Overview of this campaign
Last year, the Winnipeg Free Press saw its biggest digital evolution to date with the launch of our innovative paywall – and with it came a new wave of information on our readers’ desires, habits, needs and demands. We knew we had to be smarter about what we were presenting to our readers, and how. We would need to understand almost immediately which areas of our business required additional investment so we could maximize our resources. We also wanted to use the opportunity to give appropriate exposure to the hundreds of pieces of content that were going largely unseen for so long.
Our previous website was curated and compartmentalized, which would often bury everything from book reviews, restaurant reviews, the most recent curling news – even our wealth of celebrity news (few want to admit it, but the numbers don’t lie: Celebrities sell). So our new paywall depended on a sophisticated content recommendation engine to surface exactly what the readers wanted, when they wanted it and were willing to pay for it. It was necessary information, of course, but not the easiest to get – we knew there would be resistance to these new barriers to access and new system of tracking readers’ usage habits. Forget getting readers to pay – how would we get users to bother signing up without raising their ire? Our solution was to start slow: We rolled out everything with patience and precision from the launch of our initial log-in wall. We ensured everything was optional at the beginning: a pop-up window with a call to action would appear, but beneath it readers could select ‘close’, for example, or ‘remind me in two weeks’. Uptake was slow but steady. After about two months, we saw solid results before everyone had to sign up. By that point, content recommendation was already at work – and the core of our new paid digital content system was established.
Results for this campaign
We collected more than 170,000 verified accounts in the first few months after paywall launch, with almost all of those readers opting to receive promotional information. To achieve this, we employed several different strategies: We adjusted account-conversion prompts based on individual reader habits – for example, we’d encourage active commenters to join other conversations, or target specific readers to sign up to our various email blasts. Once a reader had performed specific actions, such as reading a certain number of articles in a month, we’d send further prompts to encourage account conversion.

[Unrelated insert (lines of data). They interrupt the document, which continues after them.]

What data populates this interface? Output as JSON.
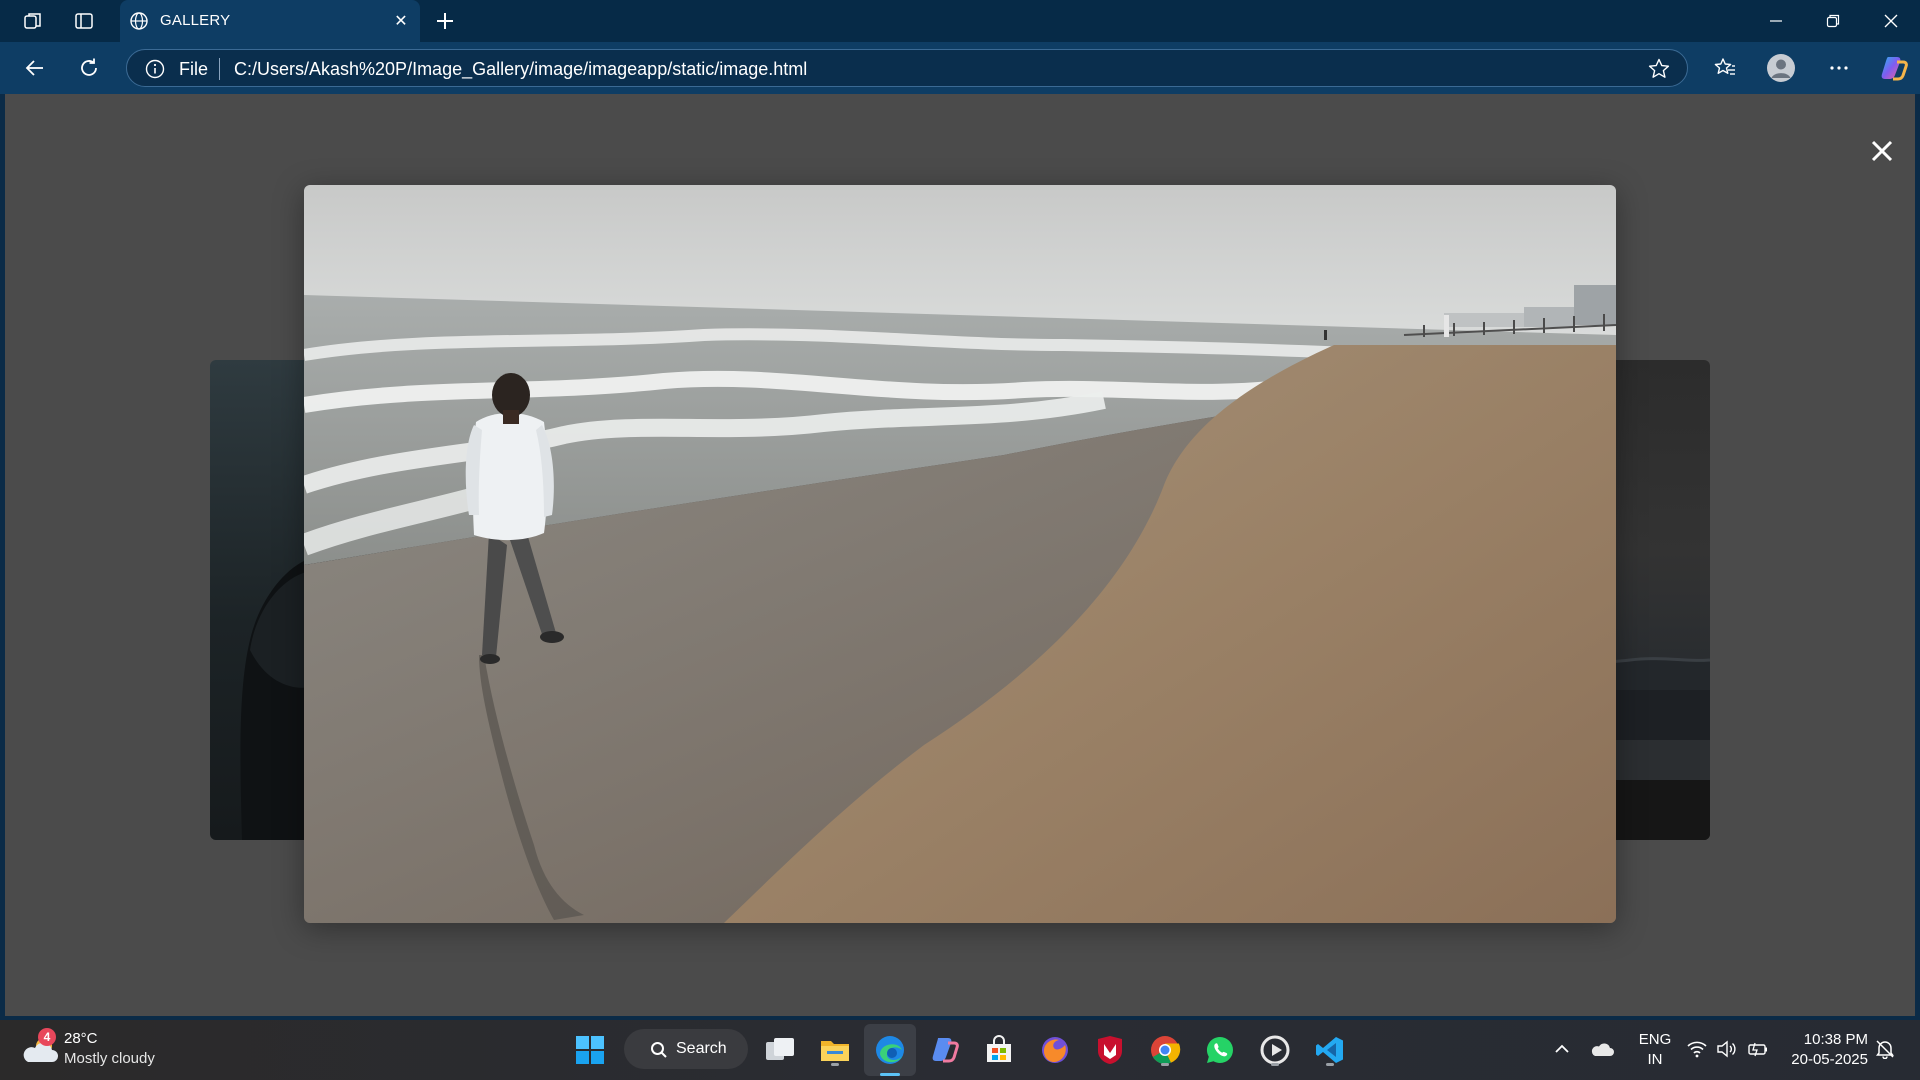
{
  "browser": {
    "tab_title": "GALLERY",
    "address_scheme": "File",
    "address_url": "C:/Users/Akash%20P/Image_Gallery/image/imageapp/static/image.html"
  },
  "lightbox": {
    "main_image": "beach-shoreline-man-walking",
    "prev_image": "person-in-hoodie-dark",
    "next_image": "dark-sea-horizon"
  },
  "taskbar": {
    "weather_badge": "4",
    "temperature": "28°C",
    "condition": "Mostly cloudy",
    "search_label": "Search",
    "lang_line1": "ENG",
    "lang_line2": "IN",
    "time": "10:38 PM",
    "date": "20-05-2025"
  },
  "colors": {
    "titlebar": "#062a47",
    "toolbar": "#0e3d64",
    "overlay": "#4b4b4b",
    "taskbar": "#2a2c33"
  }
}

These efforts were successful beyond our expectations - we created our largest mailing list to date, and collected a wealth of information on the usage habits of our readers, key to establishing a successful paywall supported by content recommendation. We also managed to generate revenue through new sponsored-content packages that we based on top-ranking user interest categories – Head Start, our daily news briefing, caught the attention of Canada’s top coffee chain. Tim Hortons signed on to sponsor it for the year based on the strength of its content.
We’re also continuing to be creative with that newly generated email list, incorporating content recommendation while we’re at it. A recent snow storm in Winnipeg was the perfect launch pad for “Great Reading for a Snowy Evening”, a sponsored email blast of Free Press long reads for those users stuck at home. This had an open rate of 71 per cent, far higher than our average of 53 per cent.
This is just the beginning. But we understood from the outset that this new wealth of information comes with great responsibility. We made great strides in our efforts to ease the transition for readers into the new paid-digital realm, and we continued to learn from that success.